When I think about how he’s been the local MP for 27 years, and I multiply that by the number of school prize-givings, gala openings, private Citizenship ceremonies for wealthy non-English-speaking investors, and whatever other worthy causes he’s supported as MP over the decades, well, whatever the perks of the job, I wouldn’t want it.
As I mentioned last year, I encouraged Maurice in his ‘stand’ for gay marriage — not that he needed any such boost from me — and I was happy for him to have a few minutes in the spotlight as a result of his speech in support of Louisa Wall’s bill. In fact, a number of National MPs distinguished themselves by supporting that bill — conservatives like Chris Auchinvole impressed me with their reasoned arguments for what I saw as progressive legislation.

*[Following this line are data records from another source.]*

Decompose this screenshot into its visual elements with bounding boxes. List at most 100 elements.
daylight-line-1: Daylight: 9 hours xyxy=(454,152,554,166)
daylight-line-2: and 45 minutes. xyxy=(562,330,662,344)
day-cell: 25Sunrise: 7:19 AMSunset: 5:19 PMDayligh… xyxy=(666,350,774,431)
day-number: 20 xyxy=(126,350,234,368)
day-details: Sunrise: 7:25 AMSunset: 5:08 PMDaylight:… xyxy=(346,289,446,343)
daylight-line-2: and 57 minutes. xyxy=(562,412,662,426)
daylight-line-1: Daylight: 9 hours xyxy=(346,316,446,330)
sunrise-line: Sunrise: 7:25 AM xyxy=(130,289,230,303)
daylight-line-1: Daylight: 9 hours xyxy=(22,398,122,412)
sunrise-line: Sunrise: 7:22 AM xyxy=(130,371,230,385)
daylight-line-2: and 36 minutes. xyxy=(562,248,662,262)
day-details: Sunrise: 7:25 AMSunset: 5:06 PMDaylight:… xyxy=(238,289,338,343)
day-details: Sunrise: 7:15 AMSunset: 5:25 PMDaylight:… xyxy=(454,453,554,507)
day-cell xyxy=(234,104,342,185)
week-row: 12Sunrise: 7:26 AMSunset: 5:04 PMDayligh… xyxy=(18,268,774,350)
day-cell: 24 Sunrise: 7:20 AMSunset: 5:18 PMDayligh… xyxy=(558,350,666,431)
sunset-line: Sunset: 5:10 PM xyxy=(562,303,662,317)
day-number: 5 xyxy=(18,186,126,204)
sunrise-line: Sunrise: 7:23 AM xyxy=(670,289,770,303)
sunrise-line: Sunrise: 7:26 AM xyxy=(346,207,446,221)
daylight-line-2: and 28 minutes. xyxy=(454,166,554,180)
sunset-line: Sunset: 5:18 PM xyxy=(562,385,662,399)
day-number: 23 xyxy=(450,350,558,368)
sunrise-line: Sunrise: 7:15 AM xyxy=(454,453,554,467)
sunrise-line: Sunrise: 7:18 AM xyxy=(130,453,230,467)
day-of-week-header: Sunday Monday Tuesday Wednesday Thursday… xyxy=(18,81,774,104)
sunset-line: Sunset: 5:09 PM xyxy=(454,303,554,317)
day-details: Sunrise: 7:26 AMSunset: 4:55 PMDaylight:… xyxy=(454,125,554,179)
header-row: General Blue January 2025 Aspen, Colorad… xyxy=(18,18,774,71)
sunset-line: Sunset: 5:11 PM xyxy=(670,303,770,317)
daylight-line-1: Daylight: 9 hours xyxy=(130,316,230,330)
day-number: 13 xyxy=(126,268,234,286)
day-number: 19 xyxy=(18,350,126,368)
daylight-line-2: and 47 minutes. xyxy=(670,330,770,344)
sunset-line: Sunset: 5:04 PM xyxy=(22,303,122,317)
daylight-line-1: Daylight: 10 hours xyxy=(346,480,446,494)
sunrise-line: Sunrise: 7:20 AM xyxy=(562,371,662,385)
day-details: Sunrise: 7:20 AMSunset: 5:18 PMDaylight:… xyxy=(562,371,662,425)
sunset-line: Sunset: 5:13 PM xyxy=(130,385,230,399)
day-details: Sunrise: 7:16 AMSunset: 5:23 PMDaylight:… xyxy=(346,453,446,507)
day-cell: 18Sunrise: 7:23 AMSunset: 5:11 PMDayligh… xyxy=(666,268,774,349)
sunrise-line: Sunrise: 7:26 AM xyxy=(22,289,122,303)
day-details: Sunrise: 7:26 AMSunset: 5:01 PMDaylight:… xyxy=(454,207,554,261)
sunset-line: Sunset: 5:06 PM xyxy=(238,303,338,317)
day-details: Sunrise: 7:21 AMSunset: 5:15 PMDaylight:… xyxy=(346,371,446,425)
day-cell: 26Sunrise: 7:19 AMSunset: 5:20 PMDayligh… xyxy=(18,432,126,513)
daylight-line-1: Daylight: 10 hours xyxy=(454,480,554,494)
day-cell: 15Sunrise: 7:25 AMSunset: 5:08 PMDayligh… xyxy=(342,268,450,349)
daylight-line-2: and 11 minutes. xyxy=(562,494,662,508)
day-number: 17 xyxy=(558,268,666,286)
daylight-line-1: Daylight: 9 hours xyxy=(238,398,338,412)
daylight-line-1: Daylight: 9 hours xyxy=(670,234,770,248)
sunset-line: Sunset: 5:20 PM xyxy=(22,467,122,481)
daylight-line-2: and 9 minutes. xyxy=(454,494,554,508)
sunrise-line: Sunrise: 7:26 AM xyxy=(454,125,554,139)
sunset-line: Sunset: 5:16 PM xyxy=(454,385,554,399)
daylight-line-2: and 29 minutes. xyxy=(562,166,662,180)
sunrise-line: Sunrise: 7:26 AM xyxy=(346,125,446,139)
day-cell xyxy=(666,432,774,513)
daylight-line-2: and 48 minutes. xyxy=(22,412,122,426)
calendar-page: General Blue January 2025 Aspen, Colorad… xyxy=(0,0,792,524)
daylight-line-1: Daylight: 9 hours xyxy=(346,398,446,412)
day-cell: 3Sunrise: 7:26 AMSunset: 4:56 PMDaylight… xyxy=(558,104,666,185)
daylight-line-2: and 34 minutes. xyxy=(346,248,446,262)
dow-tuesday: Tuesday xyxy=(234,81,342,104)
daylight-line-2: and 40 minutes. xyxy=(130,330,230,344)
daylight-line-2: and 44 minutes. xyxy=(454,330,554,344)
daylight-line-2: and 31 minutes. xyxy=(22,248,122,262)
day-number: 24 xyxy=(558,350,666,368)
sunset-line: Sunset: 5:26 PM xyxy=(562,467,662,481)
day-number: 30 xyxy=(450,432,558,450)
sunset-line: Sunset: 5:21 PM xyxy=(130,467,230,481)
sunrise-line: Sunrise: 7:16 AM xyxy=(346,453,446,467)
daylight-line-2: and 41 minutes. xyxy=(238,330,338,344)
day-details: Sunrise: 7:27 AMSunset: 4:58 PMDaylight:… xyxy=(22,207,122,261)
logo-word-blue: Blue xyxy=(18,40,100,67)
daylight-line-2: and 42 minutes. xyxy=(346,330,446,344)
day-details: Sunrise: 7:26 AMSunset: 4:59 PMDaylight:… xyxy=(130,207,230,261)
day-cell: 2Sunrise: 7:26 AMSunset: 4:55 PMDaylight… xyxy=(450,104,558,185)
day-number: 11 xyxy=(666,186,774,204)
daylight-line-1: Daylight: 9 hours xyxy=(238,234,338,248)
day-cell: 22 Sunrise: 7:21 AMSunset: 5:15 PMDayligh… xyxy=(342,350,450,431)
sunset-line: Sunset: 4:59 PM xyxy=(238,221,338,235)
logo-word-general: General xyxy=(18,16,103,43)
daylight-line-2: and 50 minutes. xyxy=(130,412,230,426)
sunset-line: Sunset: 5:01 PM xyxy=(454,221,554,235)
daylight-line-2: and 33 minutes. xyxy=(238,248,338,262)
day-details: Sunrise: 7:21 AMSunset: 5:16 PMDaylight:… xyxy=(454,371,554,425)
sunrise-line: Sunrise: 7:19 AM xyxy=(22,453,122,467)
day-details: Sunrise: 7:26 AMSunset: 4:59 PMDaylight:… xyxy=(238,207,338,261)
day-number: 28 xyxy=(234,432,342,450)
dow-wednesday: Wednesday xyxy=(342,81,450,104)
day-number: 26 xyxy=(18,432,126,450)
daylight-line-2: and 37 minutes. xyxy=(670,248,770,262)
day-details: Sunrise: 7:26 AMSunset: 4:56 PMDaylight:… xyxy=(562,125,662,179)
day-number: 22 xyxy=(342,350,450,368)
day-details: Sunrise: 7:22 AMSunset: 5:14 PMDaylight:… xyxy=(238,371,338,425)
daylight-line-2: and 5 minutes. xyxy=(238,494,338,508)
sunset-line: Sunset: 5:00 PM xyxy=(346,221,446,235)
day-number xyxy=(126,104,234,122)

Anyway, if you’ve followed the news, you’ll know that Maurice Willimson was effectively fired by PM John Key earlier this week — he had no option but to offer his resignation, knowing it would be accepted.
The allegations of impropriety against him were very serious indeed. It’s useful to read the transcript of Maurice’s statement to the media and the interrogatory Q&A which followed — available here via Fairfax’s stuff.co.nz.
These are exceptional circumstances. Mr Williamson seems to persist in the idea: ‘I didn’t see my phone call to police on behalf of a wealthy donor to the National Party facing charges of domestic violence who does’t live in my electorate and whose citizenship application I had earlier intervened in, and who I personally swore in as a citizen in my office the day after his application was approved by a fellow cabinet minister against official departmental advice … was wrong, but it’s been seen by others as wrong, so I’m gone.’ (paraphrased)
Which is an untenable defence, it seems to me. It’s worse than that.
Here’s a short clip of Mr Williamson being questioned, rather aggressively, by TV3 political reporter Patrick Gower. It’s worth hearing:
That does not sound good, does it? In my view Patrick Gower’s questions were an appropriate attempt to penetrate the fog of incomprehension (at best) that Mr Williamson seemed stuck in.